Who is this victim? And what is the nature of this crime? Director and co-writer Nuri Bilge Ceylan slyly keeps this information from us for quite a time (the film is nearly 3 hours long, but it speeds by). And so begins this haunting, mysterious examination of the evil that lies in wait in the heart of all men, good or not. Riding along with the police is a troubled doctor assigned to the autopsy (an intense Muhammet Uzuner), as well as a grandstanding police inspector, played by a charismatic Taner Birsel. The movie's first two-thirds are enervated by a supremely frustrated, book-following commissar (Yilmaz Erdogan). Some of these characters struggle mightily with the small crimes in their pasts as they each attempt to wind their way through this maddening case.

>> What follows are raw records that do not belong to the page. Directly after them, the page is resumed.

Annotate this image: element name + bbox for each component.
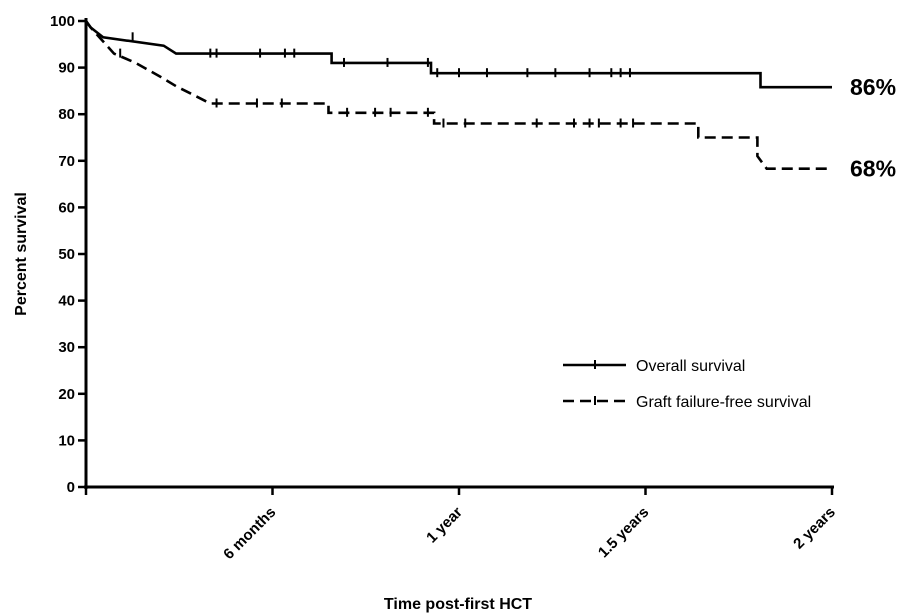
y-tick-label: 90 xyxy=(58,60,75,77)
x-axis-title: Time post-first HCT xyxy=(384,596,532,613)
end-label: 86% xyxy=(850,74,896,100)
y-tick-label: 40 xyxy=(58,293,75,310)
y-tick-label: 70 xyxy=(58,153,75,170)
y-tick-label: 0 xyxy=(67,479,75,496)
legend: Overall survival Graft failure-free survi… xyxy=(563,358,811,411)
x-tick-label: 2 years xyxy=(790,504,839,553)
y-tick-label: 80 xyxy=(58,106,75,123)
y-tick-label: 50 xyxy=(58,246,75,263)
x-tick-label: 1 year xyxy=(423,504,466,547)
series-group xyxy=(84,20,832,170)
y-axis: 0 10 20 30 40 50 60 70 80 90 100 xyxy=(50,13,88,496)
y-tick-label: 10 xyxy=(58,432,75,449)
x-tick-label: 6 months xyxy=(220,504,279,563)
legend-label: Graft failure-free survival xyxy=(636,394,811,411)
y-axis-title: Percent survival xyxy=(13,192,30,316)
series-line-overall xyxy=(84,20,832,89)
end-labels: 86% 68% xyxy=(850,74,896,182)
y-tick-label: 60 xyxy=(58,199,75,216)
x-tick-label: 1.5 years xyxy=(595,504,652,561)
series-line-graft-failure-free xyxy=(84,20,832,170)
legend-label: Overall survival xyxy=(636,358,745,375)
x-axis: 6 months 1 year 1.5 years 2 years xyxy=(84,485,839,563)
y-tick-label: 30 xyxy=(58,339,75,356)
y-tick-label: 100 xyxy=(50,13,75,30)
end-label: 68% xyxy=(850,156,896,182)
y-tick-label: 20 xyxy=(58,386,75,403)
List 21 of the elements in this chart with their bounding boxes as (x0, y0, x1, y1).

In telling this riveting story, Ceylan treats us to a unique blend of film noir, gallows humor (this is a surprisingly funny film), and existential dread (the title comes poetically from a scene where a policeman tries to comfort the increasingly anxious doctor). This was the first film that I saw at the New York Film festival this fall; I saw this beautifully Cinemascoped movie at 10 a.m. one October morning, and I though "My God, if all these movies are this great, I'm in for quite a time here."

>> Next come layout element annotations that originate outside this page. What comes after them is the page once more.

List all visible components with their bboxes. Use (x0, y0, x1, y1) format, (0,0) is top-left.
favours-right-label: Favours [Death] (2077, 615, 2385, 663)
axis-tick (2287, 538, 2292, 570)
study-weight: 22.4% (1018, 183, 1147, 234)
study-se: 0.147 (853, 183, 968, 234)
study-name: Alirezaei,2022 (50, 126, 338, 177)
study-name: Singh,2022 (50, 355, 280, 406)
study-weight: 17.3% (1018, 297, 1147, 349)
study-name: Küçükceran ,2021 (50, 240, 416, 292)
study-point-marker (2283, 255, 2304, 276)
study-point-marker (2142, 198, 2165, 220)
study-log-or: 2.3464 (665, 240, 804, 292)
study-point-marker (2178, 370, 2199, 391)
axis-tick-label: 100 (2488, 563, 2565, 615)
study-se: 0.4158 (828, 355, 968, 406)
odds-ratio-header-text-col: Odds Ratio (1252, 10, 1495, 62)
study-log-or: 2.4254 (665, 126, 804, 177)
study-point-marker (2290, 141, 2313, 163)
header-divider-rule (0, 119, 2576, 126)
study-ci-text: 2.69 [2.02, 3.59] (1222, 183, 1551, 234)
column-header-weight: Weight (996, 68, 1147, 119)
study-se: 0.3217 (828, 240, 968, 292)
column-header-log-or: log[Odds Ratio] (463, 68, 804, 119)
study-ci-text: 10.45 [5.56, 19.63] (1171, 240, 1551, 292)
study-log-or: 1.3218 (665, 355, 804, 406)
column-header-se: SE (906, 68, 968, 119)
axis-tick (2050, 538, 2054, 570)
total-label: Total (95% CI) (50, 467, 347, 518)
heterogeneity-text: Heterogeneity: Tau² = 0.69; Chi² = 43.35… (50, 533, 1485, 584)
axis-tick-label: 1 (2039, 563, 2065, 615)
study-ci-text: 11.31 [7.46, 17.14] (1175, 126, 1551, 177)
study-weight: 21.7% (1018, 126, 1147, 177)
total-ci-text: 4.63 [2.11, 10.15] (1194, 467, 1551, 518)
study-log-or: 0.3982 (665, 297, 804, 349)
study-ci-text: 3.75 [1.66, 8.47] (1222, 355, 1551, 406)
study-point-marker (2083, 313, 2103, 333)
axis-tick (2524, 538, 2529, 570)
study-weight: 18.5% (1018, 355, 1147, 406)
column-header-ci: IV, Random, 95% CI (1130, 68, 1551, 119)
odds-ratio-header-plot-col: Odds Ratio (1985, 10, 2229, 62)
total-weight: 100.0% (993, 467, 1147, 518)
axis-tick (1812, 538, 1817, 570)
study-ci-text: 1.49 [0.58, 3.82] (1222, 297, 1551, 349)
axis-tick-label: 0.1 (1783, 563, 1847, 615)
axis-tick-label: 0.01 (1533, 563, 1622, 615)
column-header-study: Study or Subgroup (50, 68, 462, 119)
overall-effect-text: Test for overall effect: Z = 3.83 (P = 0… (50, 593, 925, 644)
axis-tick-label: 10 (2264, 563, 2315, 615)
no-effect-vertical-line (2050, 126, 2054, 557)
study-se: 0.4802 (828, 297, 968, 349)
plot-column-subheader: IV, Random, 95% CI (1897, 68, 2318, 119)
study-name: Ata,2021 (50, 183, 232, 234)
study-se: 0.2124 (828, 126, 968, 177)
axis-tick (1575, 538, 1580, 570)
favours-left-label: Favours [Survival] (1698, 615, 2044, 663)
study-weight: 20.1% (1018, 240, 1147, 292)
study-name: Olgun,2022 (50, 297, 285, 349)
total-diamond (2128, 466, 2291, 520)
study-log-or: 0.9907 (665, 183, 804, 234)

As it eventually stood, ONCE UPON A TIME IN ANATOLIA remained my favorite of all the many movies I saw at this year's New York Film Festival. I learned later that it's Turkey's official entry into the Oscar race, and I think it deserves to win. It's a wonder, pure and simple. Photographed in a stunning digital widescreen by Gökhan Tiryaki, this recipient of the Grand Jury Prize at 2011's Cannes Film Festival (where Ceylan has previously garnered top awards for his past films THREE MONKEYS, CLIMATES, and DISTANT) sports a plethora of unforgettable images: the burnished yellow glare of headlights trying to shed light on the truth; a head-on examination of the scarred, downtrodden main suspect (Firat Tanis); the careful, lantern-lit steps of a brown-eyed nymph, looking like some sort of ethereal ghost as she carries a tea-tray through a leisurely stop in a small country berg; an accused killer lost deep in the thought of what he might've done; a vigilant dog growling at the police while standing its ground; the prosecutor, smiling triumphantly at his movie-star-like status while being compared to Clark Gable (to me, he looks more like Gregory Peck); and, most memorably, an incredible sequence involving an errant apple shaken loose from a tree by a policeman, and then coming to rest down a stream, where it joins a batch of rotting fellows.

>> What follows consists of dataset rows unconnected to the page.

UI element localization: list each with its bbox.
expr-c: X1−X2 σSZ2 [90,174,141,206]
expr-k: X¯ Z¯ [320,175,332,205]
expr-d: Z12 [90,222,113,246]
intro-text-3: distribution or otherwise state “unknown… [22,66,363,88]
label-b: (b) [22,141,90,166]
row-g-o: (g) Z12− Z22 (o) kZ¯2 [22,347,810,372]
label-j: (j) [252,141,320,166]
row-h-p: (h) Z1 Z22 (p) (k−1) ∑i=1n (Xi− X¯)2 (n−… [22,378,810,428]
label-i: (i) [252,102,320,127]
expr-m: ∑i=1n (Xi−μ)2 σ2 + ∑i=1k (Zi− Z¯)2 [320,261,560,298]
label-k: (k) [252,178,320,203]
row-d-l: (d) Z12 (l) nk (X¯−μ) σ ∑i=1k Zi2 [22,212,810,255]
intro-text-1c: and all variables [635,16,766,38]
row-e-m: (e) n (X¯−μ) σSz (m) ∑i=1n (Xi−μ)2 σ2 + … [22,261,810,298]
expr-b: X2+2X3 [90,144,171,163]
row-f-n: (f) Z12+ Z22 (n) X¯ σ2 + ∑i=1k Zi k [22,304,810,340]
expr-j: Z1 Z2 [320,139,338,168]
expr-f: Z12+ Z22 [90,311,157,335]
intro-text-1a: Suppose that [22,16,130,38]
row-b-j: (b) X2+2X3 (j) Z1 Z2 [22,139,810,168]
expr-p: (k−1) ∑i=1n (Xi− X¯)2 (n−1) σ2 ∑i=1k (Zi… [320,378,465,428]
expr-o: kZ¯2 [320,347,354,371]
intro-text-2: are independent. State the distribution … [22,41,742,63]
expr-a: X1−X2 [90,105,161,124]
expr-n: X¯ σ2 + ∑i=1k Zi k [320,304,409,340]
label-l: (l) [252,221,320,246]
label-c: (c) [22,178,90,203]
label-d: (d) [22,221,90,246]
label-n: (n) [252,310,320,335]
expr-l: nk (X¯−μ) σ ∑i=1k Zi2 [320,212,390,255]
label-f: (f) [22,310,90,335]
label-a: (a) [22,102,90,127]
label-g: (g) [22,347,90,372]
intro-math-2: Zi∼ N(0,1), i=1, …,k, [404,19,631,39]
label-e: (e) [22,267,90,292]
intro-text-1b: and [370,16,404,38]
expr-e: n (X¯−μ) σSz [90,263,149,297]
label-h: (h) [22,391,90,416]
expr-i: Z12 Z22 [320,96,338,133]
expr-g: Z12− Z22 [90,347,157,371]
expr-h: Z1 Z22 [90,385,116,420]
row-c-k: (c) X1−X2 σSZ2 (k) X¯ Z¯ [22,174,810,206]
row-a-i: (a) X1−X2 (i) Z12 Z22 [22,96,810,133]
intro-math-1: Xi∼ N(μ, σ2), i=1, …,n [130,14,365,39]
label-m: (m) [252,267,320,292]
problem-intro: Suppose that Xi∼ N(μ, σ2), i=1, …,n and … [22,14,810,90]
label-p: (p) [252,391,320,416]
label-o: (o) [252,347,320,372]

By the film's unspeakably sobering final third (the movie doesn't end where we think it should), Ceylan turns his camera upon the accusers, who all begin to realize they've committed their own maybe minor, but nonetheless punishable offences. The doctor gets a spit right in the face and he takes it in stride, as if it were his due. This moment literally put me in shock and few movies do this. This film is my introduction to Ceylan, but for me he is instantly an intelligent observer of things both big and small. ONCE UPON A TIME IN ANATOLIA saddened and stunned me, and caught me off-guard perhaps more than any movie has this year. It deserves to be seen by all and, likewise, Ceylan deserves to be regarded as a world-class filmmaker.